# which computer part should i get?



## Faggotron (Dec 6, 2011)

i had this computer (http://www.getpcmemory.com/pics/dell_hybrid_studio_desktop_blue.jpg) since June 2009 and the performance was excellent. there was no lag in games until this year. in the near end of September i noticed that I'm having screen lag in every downloadable games i play. EX: when i move a character to a deserted part of a map with no one around then its fine. but when i walk into a mob of people shooting at each other my screen would freeze like every 1.5 sec. and every time i play a game the fan would spin faster and louder than ever which is pretty annoying. when i opened up my computer to see the insides (http://www.blogcdn.com/www.engadget.com/media/2008/09/9-21-08-studio_hybrid_open.jpg) and check the processors (Ben's Bargains - Dell Studio Hybrid at the bottom). the heat sink was on top of the 2 processors and as u can see one of them has a white something in the middle. i scratched that off.. and i recently cleaned out the fan with a soaked q-tip and now the fan is blowing louder

now the question is should i get a new processor or a new heat sink or both?

*the heat sink is that orange thingy. provide a link to buy it please.


----------



## gcavan (Aug 13, 2009)

> one of them has a white something in the middle. i scratched that off


If you are referring to the thermal paste, big mistake. That is required in order for heat to be efficiently transferred from the processor to its heat sink. Without it, the proc will overheat. The fans will then spin up faster in trying to cool it.

You will need to thoroughly clean the mating faces of the processor and heat sink, then reapply new compound.


----------



## MonsterMiata (Jan 5, 2010)

gcavan said:


> If you are referring to the thermal paste, big mistake. That is required in order for heat to be efficiently transferred from the processor to its heat sink.
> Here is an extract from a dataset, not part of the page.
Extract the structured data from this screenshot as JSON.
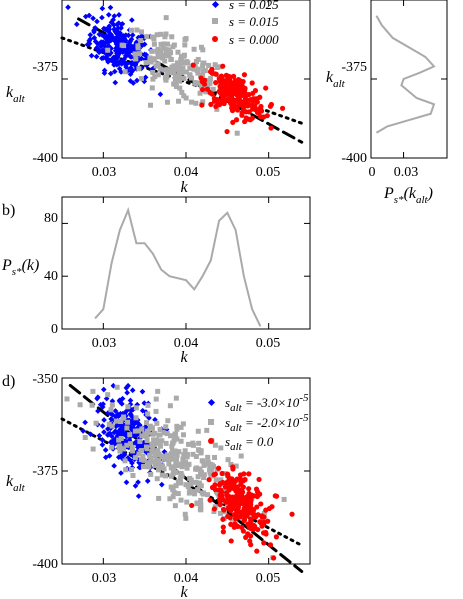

Without it, the proc will overheat. The fans will then spin up faster in trying to cool it.
> 
> You will need to thoroughly clean the mating faces of the processor and heat sink, then reapply new compound.


He was referring to the sticker on top of the heatsink.


----------



## gcavan (Aug 13, 2009)

I don't read it that way.



> the heat sink was on top of the 2 processors and as u can see one of them has a white something in the middle.


----------



## MonsterMiata (Jan 5, 2010)

gcavan said:


> I don't read it that way.
> 
> 
> 
> View attachment 101568


I see what you mean now though, although im a little confused as to why only one chip would have thermal paste and not the other.


----------



## gcavan (Aug 13, 2009)

Yep. Struck me as kind of odd also.


----------



## Faggotron (Dec 6, 2011)

these arent my pictures  i just found it online. under the heat sink there is this like sticky paste of some kind, i thought it melted on the processor so i scratched it off. but only a little. now where can i buy this thermal paste? and if i do will that return my computer back to normal?


----------



## gcavan (Aug 13, 2009)

I can't say if it will correct your original issue (screen lag) but it is something which must be done in order to protect the CPU from overheating. Thermal compound (also called heat sink paste/compound) is available at most computer and electronics repair shops.


----------



## Faggotron (Dec 6, 2011)

i dont think it will solve the problem either because when i first experienced the lag i opened up the computer and checked the processors. the paste was on the processor and the heat sink already. but if this kind of problem happend to you what would you do?


----------



## Tyree (May 10, 2009)

Thermal paste can be purchased at any PC shop. Thouroughly clean all the paste from the CPU and heatsink with 90% alcohol and then apply a small amount (about the size of a grain of rice) to the CPU and spread it out evenly. Do not use your bare finger to spread. I use a baggie over my index finger to spread it.


----------



## Faggotron (Dec 6, 2011)

and how much is this paste? from where i live the computer store owner charges like twice the original price.


----------



## Amd_Man (Jan 27, 2009)

Your in New York! There has be several thousand computer stores there.

Newegg.com - Arctic Silver 5 Thermal Compound - Thermal Compound / Grease


----------